Во имя чести университета. 15

Герман Дубинин
Как это невыносимо, если тот, кто тебе нужен, прямо говорит или демонстрирует, что уж он-то в тебе ни капельки не нуждается! Впрочем, могу ли я употреблять слово «нужен», когда речь идёт о влюблённости, которая, - как я за свои двадцать восемь лет убедился, - имеет вполне сексуальные корни… Вопрос в том, стоит ли ради этого подвергать свою жизнь опасности или, тем более, сводить с нею счёты?

Опять вспоминаешь Олесю? Зря.

Я не был помешан на идее суицида, хотя любого юношу посещают подобного рода мысли. Покойный папенька, сердясь понарошку на мои вычурные тирады, говаривал: «Данец, ты по натуре не самоубийца.» Впрочем, уверенность его проистекала не из искреннего внимания к сыну и родительской проницательности, - отец просто озвучивал, как ему казалось, очевидные вещи, - совсем не беспокоясь о том, а не ошибается ли он случайно?

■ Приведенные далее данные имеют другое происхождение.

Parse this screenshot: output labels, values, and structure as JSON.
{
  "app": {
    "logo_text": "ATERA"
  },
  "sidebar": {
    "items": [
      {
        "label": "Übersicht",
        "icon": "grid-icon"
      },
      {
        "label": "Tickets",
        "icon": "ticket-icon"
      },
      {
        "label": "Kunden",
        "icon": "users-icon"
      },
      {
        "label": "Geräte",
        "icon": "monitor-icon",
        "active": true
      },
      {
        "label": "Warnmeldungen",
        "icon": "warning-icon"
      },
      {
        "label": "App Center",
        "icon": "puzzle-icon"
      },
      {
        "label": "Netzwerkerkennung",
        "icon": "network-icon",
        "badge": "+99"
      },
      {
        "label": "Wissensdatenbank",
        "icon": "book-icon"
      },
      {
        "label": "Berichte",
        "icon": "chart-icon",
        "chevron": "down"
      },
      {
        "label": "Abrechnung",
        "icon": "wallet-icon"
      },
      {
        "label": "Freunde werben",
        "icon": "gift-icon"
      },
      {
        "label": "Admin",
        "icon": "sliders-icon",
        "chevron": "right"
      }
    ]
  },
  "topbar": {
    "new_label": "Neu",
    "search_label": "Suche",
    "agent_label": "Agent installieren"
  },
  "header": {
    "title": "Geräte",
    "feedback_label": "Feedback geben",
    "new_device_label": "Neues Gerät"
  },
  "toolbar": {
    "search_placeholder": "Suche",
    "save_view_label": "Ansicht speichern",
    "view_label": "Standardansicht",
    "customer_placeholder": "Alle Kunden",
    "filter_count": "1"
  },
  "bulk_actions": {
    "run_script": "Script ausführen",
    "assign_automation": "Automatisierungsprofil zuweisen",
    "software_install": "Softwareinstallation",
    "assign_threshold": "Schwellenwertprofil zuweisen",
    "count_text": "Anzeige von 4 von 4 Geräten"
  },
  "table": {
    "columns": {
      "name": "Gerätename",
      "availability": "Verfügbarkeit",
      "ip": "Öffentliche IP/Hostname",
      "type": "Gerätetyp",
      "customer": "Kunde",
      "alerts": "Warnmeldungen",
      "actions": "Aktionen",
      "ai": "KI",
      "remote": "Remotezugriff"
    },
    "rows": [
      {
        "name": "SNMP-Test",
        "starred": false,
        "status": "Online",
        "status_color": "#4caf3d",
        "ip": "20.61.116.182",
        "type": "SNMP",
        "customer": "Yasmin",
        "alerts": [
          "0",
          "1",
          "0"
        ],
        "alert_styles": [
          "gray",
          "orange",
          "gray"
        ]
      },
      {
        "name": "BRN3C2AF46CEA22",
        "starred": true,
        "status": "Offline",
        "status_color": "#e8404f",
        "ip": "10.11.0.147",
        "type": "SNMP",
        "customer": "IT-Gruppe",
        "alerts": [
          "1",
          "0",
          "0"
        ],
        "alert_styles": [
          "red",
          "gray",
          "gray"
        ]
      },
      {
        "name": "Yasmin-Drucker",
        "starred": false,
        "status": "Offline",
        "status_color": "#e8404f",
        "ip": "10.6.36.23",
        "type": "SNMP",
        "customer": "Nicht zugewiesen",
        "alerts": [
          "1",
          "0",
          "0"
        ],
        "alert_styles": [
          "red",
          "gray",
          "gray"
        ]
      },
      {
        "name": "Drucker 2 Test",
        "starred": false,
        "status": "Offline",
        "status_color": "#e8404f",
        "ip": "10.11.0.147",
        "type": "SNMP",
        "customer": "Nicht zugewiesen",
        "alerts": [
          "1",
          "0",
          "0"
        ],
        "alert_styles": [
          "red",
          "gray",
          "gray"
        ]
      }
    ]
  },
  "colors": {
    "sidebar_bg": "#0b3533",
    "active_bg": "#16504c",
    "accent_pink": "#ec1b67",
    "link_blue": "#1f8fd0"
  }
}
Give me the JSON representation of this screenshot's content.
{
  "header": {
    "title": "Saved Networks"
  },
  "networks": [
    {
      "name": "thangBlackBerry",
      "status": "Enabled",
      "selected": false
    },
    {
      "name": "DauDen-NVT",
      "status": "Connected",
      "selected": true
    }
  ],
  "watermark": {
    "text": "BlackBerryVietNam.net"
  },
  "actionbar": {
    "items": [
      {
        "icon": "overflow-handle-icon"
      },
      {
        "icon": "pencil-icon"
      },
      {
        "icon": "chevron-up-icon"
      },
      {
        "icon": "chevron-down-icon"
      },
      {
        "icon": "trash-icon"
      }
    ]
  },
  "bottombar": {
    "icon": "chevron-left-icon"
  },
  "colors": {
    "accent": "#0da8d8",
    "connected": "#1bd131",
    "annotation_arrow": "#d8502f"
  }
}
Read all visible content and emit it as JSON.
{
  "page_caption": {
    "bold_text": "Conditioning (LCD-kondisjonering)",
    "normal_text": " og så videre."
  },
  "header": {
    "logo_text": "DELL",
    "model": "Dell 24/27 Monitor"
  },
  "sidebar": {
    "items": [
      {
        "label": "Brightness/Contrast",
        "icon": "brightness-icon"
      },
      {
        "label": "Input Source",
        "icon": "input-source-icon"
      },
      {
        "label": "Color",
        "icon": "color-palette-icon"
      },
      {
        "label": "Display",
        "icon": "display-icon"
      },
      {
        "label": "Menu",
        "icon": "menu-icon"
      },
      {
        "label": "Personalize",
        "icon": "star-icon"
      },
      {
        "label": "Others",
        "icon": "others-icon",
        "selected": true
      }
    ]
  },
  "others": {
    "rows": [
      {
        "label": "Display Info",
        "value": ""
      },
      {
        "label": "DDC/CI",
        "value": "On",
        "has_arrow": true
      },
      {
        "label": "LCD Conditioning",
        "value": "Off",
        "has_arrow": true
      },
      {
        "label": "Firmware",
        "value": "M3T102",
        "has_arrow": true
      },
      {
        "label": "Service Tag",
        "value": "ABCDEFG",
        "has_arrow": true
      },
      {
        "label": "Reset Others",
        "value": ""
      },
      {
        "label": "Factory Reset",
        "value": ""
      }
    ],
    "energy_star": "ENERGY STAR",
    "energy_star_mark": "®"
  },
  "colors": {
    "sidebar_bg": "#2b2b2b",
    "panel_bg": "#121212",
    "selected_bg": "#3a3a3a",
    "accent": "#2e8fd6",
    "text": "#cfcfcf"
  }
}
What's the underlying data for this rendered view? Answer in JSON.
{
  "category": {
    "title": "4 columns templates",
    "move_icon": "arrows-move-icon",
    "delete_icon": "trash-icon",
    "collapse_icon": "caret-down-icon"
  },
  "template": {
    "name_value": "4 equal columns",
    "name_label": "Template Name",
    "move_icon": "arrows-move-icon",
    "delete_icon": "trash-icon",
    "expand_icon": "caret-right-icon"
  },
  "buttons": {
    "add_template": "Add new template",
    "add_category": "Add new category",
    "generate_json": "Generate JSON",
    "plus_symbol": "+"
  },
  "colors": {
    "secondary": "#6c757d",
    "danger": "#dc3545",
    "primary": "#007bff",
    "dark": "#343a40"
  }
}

Его интересовал только бокс по телевизору да ещё модельки самолётов. Он всю жизнь покупал эти дурацкие наборчики в магазине «Детский мир» и, щурясь от дыма зажатой в зубах сигареты, клеил вечерами «илы», «аны» и прочие «яки». Хорошо хоть папа их потом рано или, скорее, поздно раздаривал по друзьям, а то невозможно было б пройти по квартире из-за этих самолётов!..

Конечно, я, малым дитятей, сопя, глазел на это его занятие. Ребёнка притягивает «интересненькое», что ему до идей, которые начинают разрывать голову повзрослевшим людям.

Когда в отрочестве я понял, что по-поросячему радоваться жизни, как большинство моих сверстников, или грустить по вполне земным и банальным поводам, я не могу, идея самоубийства сама, логично вытекла из моего мировосприятия.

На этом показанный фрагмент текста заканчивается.